Sex Education Season 2 Review

Season 2 of Sex Education came out last Friday, and after leaving us with Otis’ (Asa Butterfield) climax, I was so pumped to see how his relationships and sex therapy continued. Last season gave us cringe and realistic sexual situations, complex female characters, and the unforgettable “It’s my vagina” meme. This season continued to explore the spectrum of sexuality, but it also explored more contemporary themes regarding sexuality (obvs), mental health, and sexual assault.

 

Spoilers for Sex Education Season 2 

*Trigger Warning for Self-Harm and Sexual Assault*

 

Sexual Representation

(Photo Courtesy of Collider)

 

During season 1, we followed Adam Groff (Connor Swindells), son of the headteacher, and his relationship with his then-girlfriend Aimee (Aimee Lou Wood). However, as Adam was exploring his possible romantic feelings with Eric (Ncuti Gatwa), his father enrolled him in a military school. In season 2, Adam is kicked out of military school and comes back to town where he reunites with Eric and continues his sexual exploration. However, Adam and Eric’s storyline is complicated by Eric’s boyfriend, Rami (Sami Outalbali), and Adam’s lack of self-acceptance. By the end of the season, Adam embraces his bisexuality and runs to proclaim his love for Eric.

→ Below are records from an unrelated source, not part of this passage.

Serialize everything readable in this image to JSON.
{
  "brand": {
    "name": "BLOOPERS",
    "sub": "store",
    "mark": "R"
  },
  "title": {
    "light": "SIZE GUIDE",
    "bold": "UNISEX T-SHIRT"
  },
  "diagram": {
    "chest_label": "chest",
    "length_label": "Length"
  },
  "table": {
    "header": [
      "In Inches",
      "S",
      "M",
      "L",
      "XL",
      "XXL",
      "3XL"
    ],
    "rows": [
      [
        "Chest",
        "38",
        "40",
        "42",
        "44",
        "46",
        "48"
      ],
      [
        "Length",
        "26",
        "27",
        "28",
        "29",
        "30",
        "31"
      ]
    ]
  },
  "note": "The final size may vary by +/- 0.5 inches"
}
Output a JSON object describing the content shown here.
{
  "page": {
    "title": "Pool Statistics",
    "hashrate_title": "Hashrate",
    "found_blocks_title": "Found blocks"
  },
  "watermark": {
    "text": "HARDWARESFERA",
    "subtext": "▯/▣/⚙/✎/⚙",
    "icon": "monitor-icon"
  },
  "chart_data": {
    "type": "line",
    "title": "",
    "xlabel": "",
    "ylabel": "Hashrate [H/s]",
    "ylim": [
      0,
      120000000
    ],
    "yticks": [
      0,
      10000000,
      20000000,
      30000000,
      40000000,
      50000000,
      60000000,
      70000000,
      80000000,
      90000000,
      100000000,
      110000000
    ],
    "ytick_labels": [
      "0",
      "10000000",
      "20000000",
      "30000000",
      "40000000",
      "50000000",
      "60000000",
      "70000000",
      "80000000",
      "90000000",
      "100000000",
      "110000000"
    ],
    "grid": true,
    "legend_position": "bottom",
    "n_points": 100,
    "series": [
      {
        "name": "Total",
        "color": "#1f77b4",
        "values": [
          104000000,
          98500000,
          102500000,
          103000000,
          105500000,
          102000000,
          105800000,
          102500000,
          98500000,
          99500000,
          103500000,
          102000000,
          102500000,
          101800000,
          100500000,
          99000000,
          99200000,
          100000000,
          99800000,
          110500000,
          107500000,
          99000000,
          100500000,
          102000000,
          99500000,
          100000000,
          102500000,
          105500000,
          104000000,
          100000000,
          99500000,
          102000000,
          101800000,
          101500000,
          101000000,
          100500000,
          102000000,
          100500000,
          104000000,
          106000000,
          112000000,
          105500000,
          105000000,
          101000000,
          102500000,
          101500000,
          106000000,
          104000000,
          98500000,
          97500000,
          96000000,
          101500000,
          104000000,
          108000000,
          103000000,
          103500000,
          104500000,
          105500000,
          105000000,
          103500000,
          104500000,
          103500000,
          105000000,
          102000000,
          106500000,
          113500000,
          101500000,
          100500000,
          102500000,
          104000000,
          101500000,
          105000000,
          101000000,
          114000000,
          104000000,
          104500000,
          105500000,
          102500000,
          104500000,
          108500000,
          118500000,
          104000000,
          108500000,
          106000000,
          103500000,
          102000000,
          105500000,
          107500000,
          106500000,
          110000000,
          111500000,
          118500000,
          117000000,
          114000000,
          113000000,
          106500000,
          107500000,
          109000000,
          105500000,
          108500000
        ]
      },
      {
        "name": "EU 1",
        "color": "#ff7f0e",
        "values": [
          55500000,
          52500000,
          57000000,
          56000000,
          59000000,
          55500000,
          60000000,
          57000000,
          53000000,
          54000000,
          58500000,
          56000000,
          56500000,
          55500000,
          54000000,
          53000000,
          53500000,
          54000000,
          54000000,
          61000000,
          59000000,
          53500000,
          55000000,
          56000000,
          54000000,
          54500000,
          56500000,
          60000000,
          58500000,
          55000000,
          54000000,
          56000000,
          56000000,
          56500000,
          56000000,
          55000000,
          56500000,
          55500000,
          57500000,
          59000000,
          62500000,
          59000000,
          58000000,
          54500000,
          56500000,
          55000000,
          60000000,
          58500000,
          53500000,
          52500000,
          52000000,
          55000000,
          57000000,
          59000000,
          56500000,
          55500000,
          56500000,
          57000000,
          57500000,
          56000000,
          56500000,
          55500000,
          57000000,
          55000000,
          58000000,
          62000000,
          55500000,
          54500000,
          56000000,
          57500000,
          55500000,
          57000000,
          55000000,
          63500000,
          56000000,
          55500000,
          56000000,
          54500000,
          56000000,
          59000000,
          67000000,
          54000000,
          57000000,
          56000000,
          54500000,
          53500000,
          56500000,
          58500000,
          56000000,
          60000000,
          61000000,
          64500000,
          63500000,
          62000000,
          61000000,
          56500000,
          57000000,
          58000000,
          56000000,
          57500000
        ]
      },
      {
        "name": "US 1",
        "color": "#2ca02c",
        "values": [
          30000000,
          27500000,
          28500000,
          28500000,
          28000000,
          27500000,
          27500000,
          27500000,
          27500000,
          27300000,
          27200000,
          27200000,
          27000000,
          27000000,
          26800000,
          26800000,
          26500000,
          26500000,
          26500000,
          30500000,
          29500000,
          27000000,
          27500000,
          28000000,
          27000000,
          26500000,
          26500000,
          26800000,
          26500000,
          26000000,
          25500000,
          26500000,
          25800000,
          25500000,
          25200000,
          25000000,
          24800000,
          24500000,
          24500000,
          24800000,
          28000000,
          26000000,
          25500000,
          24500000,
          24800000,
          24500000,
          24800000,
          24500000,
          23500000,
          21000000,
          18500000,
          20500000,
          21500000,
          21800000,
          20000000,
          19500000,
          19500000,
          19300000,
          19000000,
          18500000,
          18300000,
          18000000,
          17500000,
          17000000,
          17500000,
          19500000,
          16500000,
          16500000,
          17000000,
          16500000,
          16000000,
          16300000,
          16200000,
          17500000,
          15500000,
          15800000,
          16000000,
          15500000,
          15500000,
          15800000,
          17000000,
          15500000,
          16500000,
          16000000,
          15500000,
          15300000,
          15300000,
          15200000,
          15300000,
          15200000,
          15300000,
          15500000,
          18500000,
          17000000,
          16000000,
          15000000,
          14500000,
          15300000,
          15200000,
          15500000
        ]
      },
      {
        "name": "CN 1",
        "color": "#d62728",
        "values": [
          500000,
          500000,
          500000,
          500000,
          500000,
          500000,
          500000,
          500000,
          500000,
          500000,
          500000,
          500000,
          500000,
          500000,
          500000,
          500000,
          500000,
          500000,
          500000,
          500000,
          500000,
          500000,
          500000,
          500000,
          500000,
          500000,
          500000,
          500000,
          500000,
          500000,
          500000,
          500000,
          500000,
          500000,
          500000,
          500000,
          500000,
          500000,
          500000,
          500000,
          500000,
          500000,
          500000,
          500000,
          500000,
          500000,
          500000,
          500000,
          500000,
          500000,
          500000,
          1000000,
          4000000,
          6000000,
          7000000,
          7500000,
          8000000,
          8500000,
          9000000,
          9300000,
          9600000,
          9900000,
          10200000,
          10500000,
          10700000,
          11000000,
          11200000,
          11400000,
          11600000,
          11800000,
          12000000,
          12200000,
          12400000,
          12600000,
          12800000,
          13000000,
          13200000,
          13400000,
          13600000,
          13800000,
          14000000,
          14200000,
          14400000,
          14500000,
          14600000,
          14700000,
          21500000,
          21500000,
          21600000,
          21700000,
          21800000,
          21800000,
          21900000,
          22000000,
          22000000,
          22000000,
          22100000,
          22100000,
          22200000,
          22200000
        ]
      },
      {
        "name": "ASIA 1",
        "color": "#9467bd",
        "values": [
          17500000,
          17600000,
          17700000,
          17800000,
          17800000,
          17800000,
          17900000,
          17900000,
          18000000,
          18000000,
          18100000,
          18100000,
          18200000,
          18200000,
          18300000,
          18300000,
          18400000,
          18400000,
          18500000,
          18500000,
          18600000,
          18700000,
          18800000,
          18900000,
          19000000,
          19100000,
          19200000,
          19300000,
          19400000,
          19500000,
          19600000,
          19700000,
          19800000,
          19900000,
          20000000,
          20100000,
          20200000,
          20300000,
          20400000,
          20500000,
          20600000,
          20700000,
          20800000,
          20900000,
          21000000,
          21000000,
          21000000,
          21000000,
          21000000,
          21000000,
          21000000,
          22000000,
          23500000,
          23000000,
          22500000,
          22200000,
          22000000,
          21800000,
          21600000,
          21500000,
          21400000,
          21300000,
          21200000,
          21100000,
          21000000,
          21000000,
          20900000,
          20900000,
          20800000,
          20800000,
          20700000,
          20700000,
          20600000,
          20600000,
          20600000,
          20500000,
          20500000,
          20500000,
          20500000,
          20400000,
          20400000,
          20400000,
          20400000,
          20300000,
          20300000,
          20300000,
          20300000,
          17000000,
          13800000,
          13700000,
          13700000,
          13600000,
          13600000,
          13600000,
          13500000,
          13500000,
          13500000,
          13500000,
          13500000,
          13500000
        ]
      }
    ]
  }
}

    Also, Ola (Patricia Allison) has a complex storyline involving her sexuality. At the beginning of the season, she is still going out with Otis, but, Ola realizes that Otis and Maeve (Emma Mackey) still have feelings for each other and this troubles Ola. Understandably, Otis and Ola break up, and Ola discovers she is also attracted to women. However, when she takes an internet quiz, Ola discovers she is pansexual, so she is attracted to a person, regardless of their gender. 

    Season 2 introduces a new character, Florence (Mirren Mack), who is confused about her sexual orientation. Feeling pressured by her peers to have sex, Florence discovers that she does not want to have sex, and Otis’ mom, Jean (Gillian Anderson) helps her realize and accept her sexuality.

 

Mental Health

(Photo Courtesy of PopBuzz)

 

*Trigger Warning for Self-Harming*

 

Another important topic Sex Education delved into this season was mental health. Last season, Jackson (Kedar Williams-Stirling) was a star swimmer, and we followed him as he tried to get Maeve to be his girlfriend. As a competitive swimmer, Jackson felt pressure from his mom and coaches to be the best, so found temporary relief in his relationship with Maeve, until they broke up. This season, Jackson, not looking for love, continues to feel pressure from his mom to continue swimming competitively for a scholarship. Jackson, not knowing how to tell his mom that he doesn’t want to swim anymore, breaks his hand in an attempt to stop swimming. Feeling helpless, Jackson confides about his feelings and actions to Vivian (Chinenye Ezeudu), and she insists he tells his moms before it’s too late. When Jackson fails to admit his self-harming tendencies to his moms, Vivian tells Jackson’s moms. Jackson’s storyline demonstrates the external pressures one feels and the extent these pressures can lead to. It is an important topic that Sex Education explores that can resonate with anyone, so if you or someone you know is feeling stressed, pressured, or feel like you might self-harm, it is important to see a counselor or talk to someone so that you can get help.

 

Self-Harm Resources: 

1-800-273-TALK or Text Connect to 741741

 

Sexual Assault

(Photo Courtesy of Norma Dominick)

 

*Trigger for Sexual Assault*

 

Perhaps the most impactful and powerful storyline of the season was Amiee’s. During episode 3, Aimee is on the bus when she is sexually assaulted by a male passenger. Although Aimee does not feel initially traumatized, she tells Maeve, who tells Aimee to submit a police report. Over the next few episodes, we see Aimee struggling to get on the bus again, and her relationship with her boyfriend becomes complicated. One day, while in detention, Aimee admits to Meave, Orla, Vivian, Olivia (Simone Ashley), and Lily (Tanya Reynolds) her fear of getting on the bus. Once Aimee tells the girls this, they each go through their own experiences of assault and feeling unsafe. They all walk home together and the following morning, they all get on the bus with Aimee. Aimee’s storyline throughout the season details the experience of many women where they are sexually assaulted and traumatized by men they do not know. This topic showed the reality of many young women who experience sexual assault at a young age and not being able to recognize it for what it is. More importantly, Aimee’s story showed the importance of speaking out and finding solidarity with others. 

 

Resources for Sexual Violence:

800.656.HOPE (4673) or visit the National Sexual Violence Resource Center

 

(Photo Courtesy of Sex Education)

 

Sex Education season 2 continued the momentum of season one. The show is able to show sexual exploration and epiphanies in a real, and often comical, way. Although the show is also able to demonstrate other heavy, less comical topics. Season two brought a wonderful combination of topics that made us laugh and cry.